Use hummus instead of tomato sauce on your pizza for a unique flavor.
Salads
Give your salad a flavorful boost by adding hummus! The creamy texture of hummus blends beautifully with fresh, green vegetables, making your salad more appealing and delicious.
Hummus adds a creamy twist to your salad.
Pita Bread
For a quick and tasty breakfast, dip some pita bread (a flatbread similar to a pizza base) into creamy hummus. It’s a simple yet satisfying way to start your day.
Pita bread and hummus make a great breakfast combination.
Steamed or Raw Vegetables
Cut up or steam some fresh vegetables and dip them into hummus for a healthy and nutritious snack. It’s a great way to get your daily dose of veggies while enjoying a delicious dip.
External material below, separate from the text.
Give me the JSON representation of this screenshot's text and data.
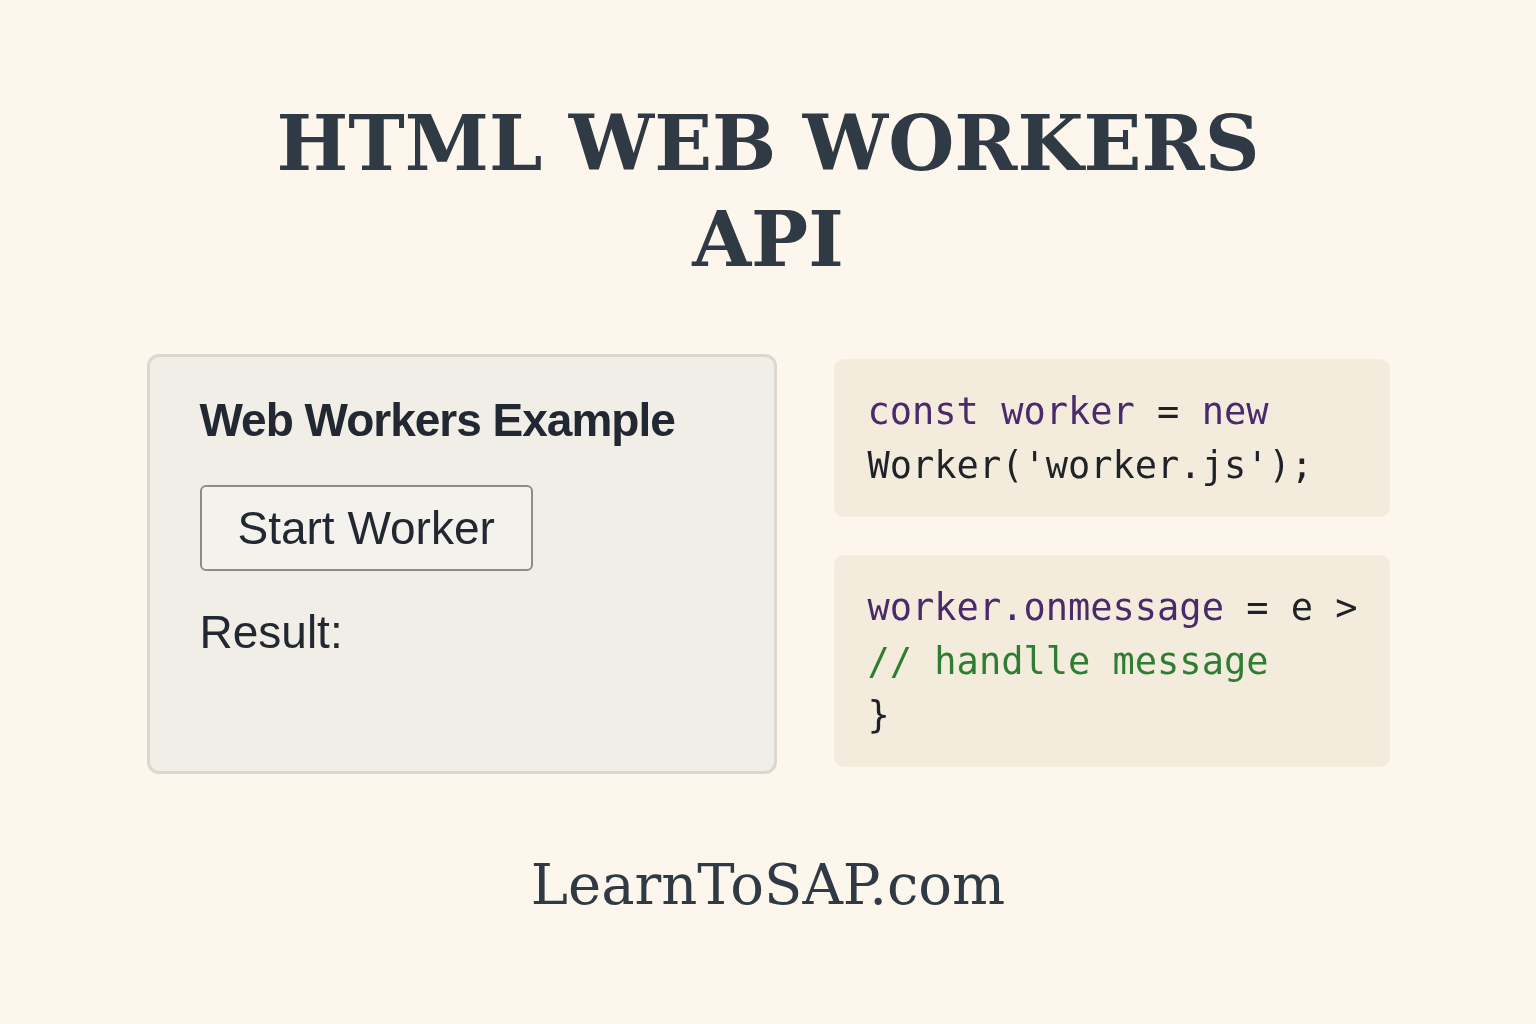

Dip steamed or raw vegetables into hummus for a healthy snack.
French Fries
Try something different with your French fries! Dip them into hummus instead of the usual sauces. The creamy, nutty flavor of hummus pairs amazingly well with crispy fries.
Hummus and French fries are a match made in heaven.
We hope this article has given you a better understanding of hummus and how to incorporate it into your meals. Enjoy exploring the delicious world of hummus!